My sister and I were walking home in the dark, coming from the worser side of town.

We had stopped at the gas station and got coffee. This was not because we did not have coffee at home, or because the coffee from the gas station was appealing in the slightest, but just because we like the walk. The cracked gray asphalt, the barking one-eyed dogs, the drooping sunflowers and rich sunset on our backs. Dusk settled before we even realized it.

Then it was just dark.

Televisions hummed. The paper sleeves warmed our hands in the summer night air. I zipped up my hoodie and stuffed a hand in my pocket, trying to make my shadow as big as possible, and failing pretty badly. My sister did not seem to notice either where she was or who she was. I am not even sure she knew where she was going. I watched her shadow wander like a drunken ghost behind me.

I worried.

In the light of a streetlamp in front of us, a parked car sat sentry over a group of neighborhood children. Neighborhood children, in their grasp of the greatly familial pack mentality, have no concept of age. Teenagers still with toddlers, all together, all playing the same games in the dark.

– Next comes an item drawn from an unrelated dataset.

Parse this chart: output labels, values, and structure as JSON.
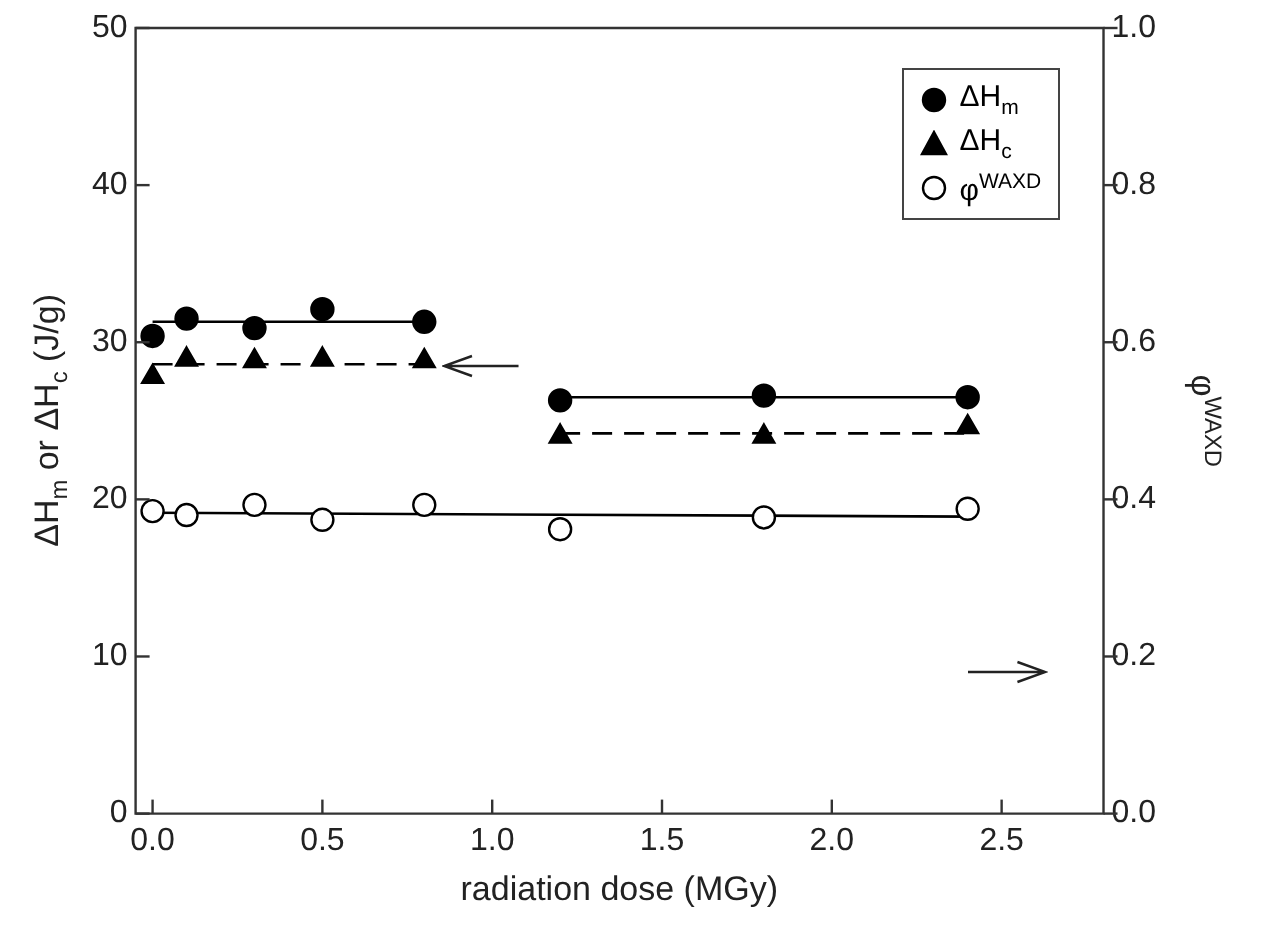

The younger ones giggle and shout in the distance, broken bits of spanish bouncing off the cars. They tickle and wrestle and ride tiny bicycles around each other, tumbling over and laughing and crying. They skip stones across the road as if it were an endless black lake.

The cars cannot touch them.

A boy and a girl, older than the others but not old enough, leaned against the car like the paperback cover of a really bad novel. The cheap romance kind that thrift stores crawl with. The kind that make you wonder if literature and graphic design were things people ever even went to college for.

The boy folded his thick arms over his thick chest, a shiver blowing through his striped blue shirt. The girl, arm around his, ankles crossed, leaned against the door of the second-hand civic like she was selling it. She gazed up at his crooked-toothed grin like he was the sun, moon, and all the stars which we could not see.

She laughed like something that makes you want to cringe. She laughed like sixth grade lunches, and crickets under your bed. As I passed, we regarded each other with the caution of strangers in the dark, and for a moment I forgot that I was no officer and no one's mother.

The girl and boy looked at me, as embarrassed as mismatched socks under a suit.

But you are only children... The thought settled in the street before I could help it. The girl fidgeted uncomfortably, and the boy looked at his feet. I forced myself to smile an apology, for they were only playing pretend.

A chubby young boy of about six started talking to my dog, and smiled up at me, streetlight warm and bright upon his face. He asked if he could pet her. "Of course," I said. Then, under my breath, somehow embarrassed that my sister might hear me, "Por supuesto. She won't bite you."

My dog wanted to be home. I motioned for her to come up to the boy, but she backed away, cowering into the dark. "Hey, it's okay," I told her.

"I'm sorry," I told the boy. "She's afraid of the dark."

I knelt down and held her steady, and the boy cautiously and gently moved a small, soft hand over her head. My dog is very soft, and children often ask to pet her. She is very good with kids most of the time. This was one of those times.

My sister was, by this time, in front of me, and wondering where I had gone. "Goodnight," I said to the boy, and waved to the unspecified space behind me.

"Goodnight," the kids called back.

I talked about the kids and the streetlight while lying in the grass with Charlotte and Sally a few days later, watching softball practice. It was one of the sleepy cloudy times in life when you don't have anywhere you'd rather be and no one you would rather be beside. These are the times I fill with telling badly constructed stories about beautiful moments, trying to piece the images together and put color and movement and meaning to them. But in the end it is not the image or the words that stick with you in that moment; it is the head on your chest and the hand in yours and the shoes all leaning against each other in a lazy tangle of affection, very much like the children against the car.

We, too, are only children in the dark, while the televisions hum, and it is only a matter of time before a child a few years older passes by and casts us a look of shame before we begin to question our place under the streetlamp.